The study found women with IBD were highly susceptible to anxiety disorders, with the odds of a disorder 4 times more likely compared with men who have IBD.

The researchers analyzed a representative sample of more than 22,000 Canadians, with 269 respondents reporting a diagnosis of either Crohn’s disease or ulcerative colitis.

“The study draws attention to the need for routine screening and targeted interventions for anxiety disorders,” said study co-author Joanne Sulman. “Particularly among the most vulnerable patients with IBD: women, individuals who are in chronic pain, and those with a history of childhood sexual abuse.”

The results showed 6-fold odds for anxiety disorders among IBD patients with a history of childhood sexual abuse. Furthermore, patients who reported moderate or severe chronic pain had double the odds of anxiety disorders compared with individuals who have only mild or no chronic pain.

Researchers highlighted the link between physical and mental health in affecting overall wellness.

“We sometimes think of the two as if they are entirely separate entities but the reality is they are intimately linked,” said Patrick McGowan, assistant professor of biological sciences at the University of Toronto Scarborough who was not directly involved with the study. “Both involve genuine physical changes in the body and affect each other.”

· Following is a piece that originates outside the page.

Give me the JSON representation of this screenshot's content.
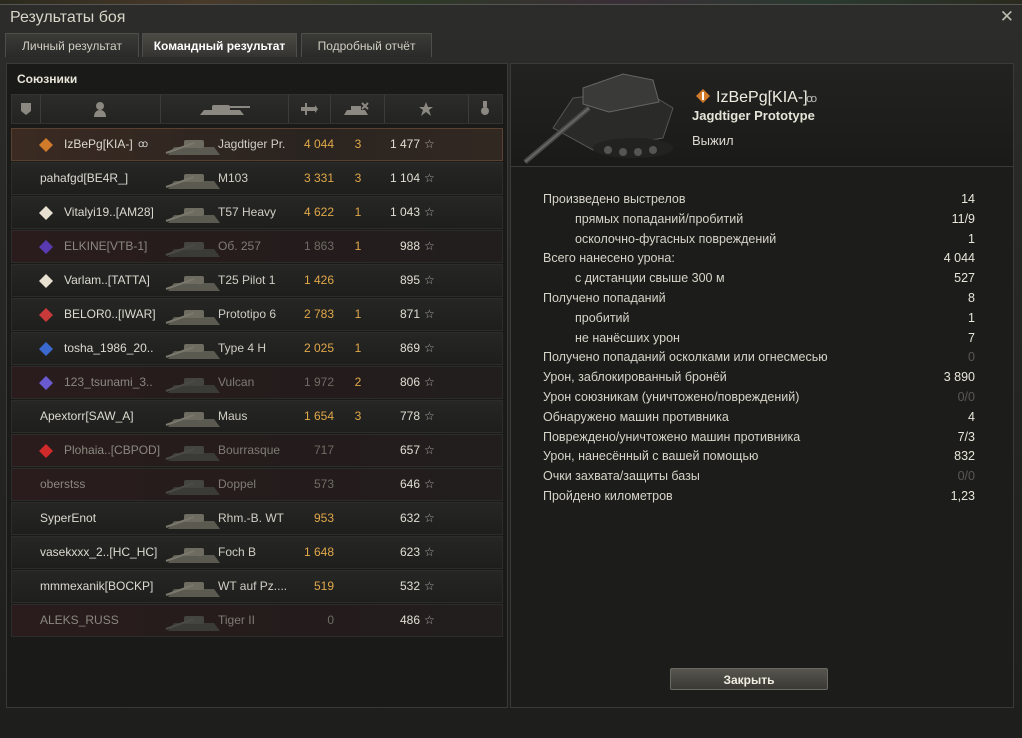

The findings of the study indicate that negative life experiences and chronic anxiety may influence the stress response system to impact a variety of bodily processes, such as chronic inflammation.

“This study asks about the association between these processes, so we don’t know cause-and-effect, but treatment options are likely to expand if the options are broader than physical or mental health alone,” McGowan added.